Dans la salle de presse du Saint-Siège, au pied de la place Saint-Pierre, seule une poignée de journalistes est présente en ce 11 février 2013, fête de Notre-Dame de Lourdes. Le pape Benoît XVI a choisi ce jour férié au Vatican – qui commémore les Accords du Latran signés en 1929 – pour réunir un consistoire consacré à fixer la date de futures canonisations, selon un rituel bien rodé. "Je suis allé à la salle de presse avec la perspective de n’y passer que deux heures… et puis basta", se souvient Charles de Pechpeyrou, aujourd’hui journaliste à L’Osservatore Romano et qui travaillait à l’époque pour l’agence de presse vaticane I.MEDIA. Dans cette salle où se croisent d’ordinaire des journalistes du monde entier, seuls cinq vaticanistes sont présents ce matin-là – une Italienne, deux Français, un Mexicain et un Japonais.

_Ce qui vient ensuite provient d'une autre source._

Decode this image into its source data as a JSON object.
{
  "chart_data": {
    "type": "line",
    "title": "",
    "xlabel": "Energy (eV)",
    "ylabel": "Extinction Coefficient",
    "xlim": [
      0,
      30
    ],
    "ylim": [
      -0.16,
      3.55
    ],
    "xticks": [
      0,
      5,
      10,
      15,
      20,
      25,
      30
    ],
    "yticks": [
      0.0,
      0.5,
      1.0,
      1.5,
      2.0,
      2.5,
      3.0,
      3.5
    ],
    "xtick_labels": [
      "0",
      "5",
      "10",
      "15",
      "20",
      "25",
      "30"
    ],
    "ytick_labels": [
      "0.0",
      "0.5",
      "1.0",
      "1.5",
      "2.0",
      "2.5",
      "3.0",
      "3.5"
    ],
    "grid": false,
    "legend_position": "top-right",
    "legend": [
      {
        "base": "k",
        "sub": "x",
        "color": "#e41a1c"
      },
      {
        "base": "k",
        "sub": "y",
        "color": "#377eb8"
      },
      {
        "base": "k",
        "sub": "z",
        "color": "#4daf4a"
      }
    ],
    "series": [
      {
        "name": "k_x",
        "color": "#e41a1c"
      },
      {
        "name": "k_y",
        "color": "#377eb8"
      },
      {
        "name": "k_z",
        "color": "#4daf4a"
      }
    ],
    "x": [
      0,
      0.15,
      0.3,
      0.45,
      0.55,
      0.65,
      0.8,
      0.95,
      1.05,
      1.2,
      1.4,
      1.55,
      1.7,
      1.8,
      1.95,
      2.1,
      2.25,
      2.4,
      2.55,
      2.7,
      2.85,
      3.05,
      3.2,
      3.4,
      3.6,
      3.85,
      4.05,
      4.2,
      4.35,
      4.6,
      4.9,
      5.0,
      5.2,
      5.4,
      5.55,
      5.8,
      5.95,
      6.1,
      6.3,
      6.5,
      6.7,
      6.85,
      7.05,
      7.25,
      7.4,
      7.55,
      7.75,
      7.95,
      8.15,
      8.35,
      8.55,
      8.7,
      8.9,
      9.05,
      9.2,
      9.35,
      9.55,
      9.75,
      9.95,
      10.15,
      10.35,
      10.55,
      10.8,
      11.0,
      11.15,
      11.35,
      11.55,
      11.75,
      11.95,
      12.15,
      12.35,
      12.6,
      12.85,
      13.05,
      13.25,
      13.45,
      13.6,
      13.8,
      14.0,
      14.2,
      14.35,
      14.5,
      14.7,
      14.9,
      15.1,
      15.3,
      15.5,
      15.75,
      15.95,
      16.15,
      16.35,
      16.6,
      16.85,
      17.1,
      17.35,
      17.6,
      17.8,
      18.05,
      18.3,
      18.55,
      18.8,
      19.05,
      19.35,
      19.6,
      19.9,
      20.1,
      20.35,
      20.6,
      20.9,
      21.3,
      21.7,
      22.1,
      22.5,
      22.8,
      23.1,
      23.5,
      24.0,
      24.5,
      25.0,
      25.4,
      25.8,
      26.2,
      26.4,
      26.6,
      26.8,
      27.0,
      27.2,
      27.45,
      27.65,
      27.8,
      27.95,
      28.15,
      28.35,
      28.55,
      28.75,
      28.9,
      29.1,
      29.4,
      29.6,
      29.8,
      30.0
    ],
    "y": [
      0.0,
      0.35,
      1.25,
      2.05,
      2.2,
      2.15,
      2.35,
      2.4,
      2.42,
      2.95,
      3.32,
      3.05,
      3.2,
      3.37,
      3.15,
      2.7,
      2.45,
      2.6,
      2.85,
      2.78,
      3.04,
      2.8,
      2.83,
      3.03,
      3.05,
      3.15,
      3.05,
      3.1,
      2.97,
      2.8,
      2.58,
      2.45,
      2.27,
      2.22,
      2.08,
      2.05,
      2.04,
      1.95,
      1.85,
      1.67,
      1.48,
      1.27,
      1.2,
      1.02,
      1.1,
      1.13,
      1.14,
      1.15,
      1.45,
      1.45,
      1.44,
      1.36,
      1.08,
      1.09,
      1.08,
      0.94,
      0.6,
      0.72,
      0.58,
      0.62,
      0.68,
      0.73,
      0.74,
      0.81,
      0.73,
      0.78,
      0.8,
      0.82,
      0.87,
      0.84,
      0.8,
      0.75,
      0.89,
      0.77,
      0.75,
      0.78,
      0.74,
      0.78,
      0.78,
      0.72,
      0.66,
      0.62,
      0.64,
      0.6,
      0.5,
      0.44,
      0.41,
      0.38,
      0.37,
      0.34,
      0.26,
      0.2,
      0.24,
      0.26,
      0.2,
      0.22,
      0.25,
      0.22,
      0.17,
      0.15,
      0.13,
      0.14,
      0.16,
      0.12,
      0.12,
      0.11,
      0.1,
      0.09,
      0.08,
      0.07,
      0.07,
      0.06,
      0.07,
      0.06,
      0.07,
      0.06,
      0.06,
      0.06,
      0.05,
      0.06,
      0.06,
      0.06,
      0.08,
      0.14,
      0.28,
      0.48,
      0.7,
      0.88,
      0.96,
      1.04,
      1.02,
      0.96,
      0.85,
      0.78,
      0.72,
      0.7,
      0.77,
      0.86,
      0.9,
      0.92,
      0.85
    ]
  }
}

Sur le circuit de télévision interne du Vatican auxquels ont accès ces journalistes se déroule la cérémonie du consistoire. Elle n’est pas retransmise à l’extérieur. L’officialisation de la canonisation des Martyrs d’Otrante constitue l’unique enjeu de cette matinée tranquille. Et encore, la nouvelle a été annoncée quelques jours plus tôt et l’intérêt médiatique était donc faible. Mais aux alentours de 10h40, les choses basculent et l’impensable se produit. Mgr Guido Marini, le cérémoniaire du pontife allemand, vient tendre une feuille au pape Benoît XVI. "En latin, et de façon sérieuse, il a commencé à lire ce texte", raconte Charles de Pechpeyrou.
Une onde de choc
"Par acquit de conscience, j’ai tendu l’oreille et j’ai pris des notes. Sur mon papier, il y avait des mots clés qui s’additionnaient… Il parlait par exemple “d’incapacité à gouverner”… Dans mon cerveau, tout se bousculait. Je me suis dit : “Est-ce qu’il est bien en train de nous dire qu’il part ?”", se souvient-il encore. Immédiatement, le jeune journaliste appelle Antoine-Marie Izoard, le directeur d’I.MEDIA de l’époque. "Il m’a dit : “Je crois que le pape a démissionné”", raconte celui qui dirige aujourd’hui la rédaction de Famille Chrétienne. Après avoir eu la confirmation du porte-parole du Saint-Siège, le père Federico Lombardi, c’est lui qui envoie à 10h46 le bref "Urgent : Benoît XVI a présenté sa démission".
"J’étais tout tremblant d’émotion en écrivant ces mots qui avaient un caractère absolument inédit", confie le vaticaniste. "J’avais une perception bizarre du temps, j’étais dans un état de panique totale", abonde Charles de Pechpeyrou. Dans la salle de presse du Saint-Siège, Giovanna Chirri, la journaliste italienne de l’agence ANSA, a elle aussi compris ce qui se passait, envoyant son alerte à 10h46 également. "J’ai donné la nouvelle, et puis je me suis mise à pleurer", racontera-t-elle ensuite.
Les cardinaux abasourdis
Dans la Salle du Consistoire, les cardinaux réunis autour de Benoît XVI sont tout autant abasourdis par la nouvelle. "Un coup de tonnerre dans un ciel serein". C’est ainsi que le doyen du Collège, le cardinal Angelo Sodano, réagit au nom de ses frères cardinaux, faisant état devant le pontife allemand de son incrédulité et de sa stupeur. "Tout est vrai, je ne me trouve pas dans un rêve. Mais, humainement, il est tout de même difficile de croire à ce qui est train d’arriver", écrit à la date du 11 février 2013 le second secrétaire de Benoît XVI, Mgr Alfred Xuereb, dans son journal de bord publié dix ans plus tard en Italie sous le titre "I miei giorni con Benedetto XVI" aux éditions San Paolo.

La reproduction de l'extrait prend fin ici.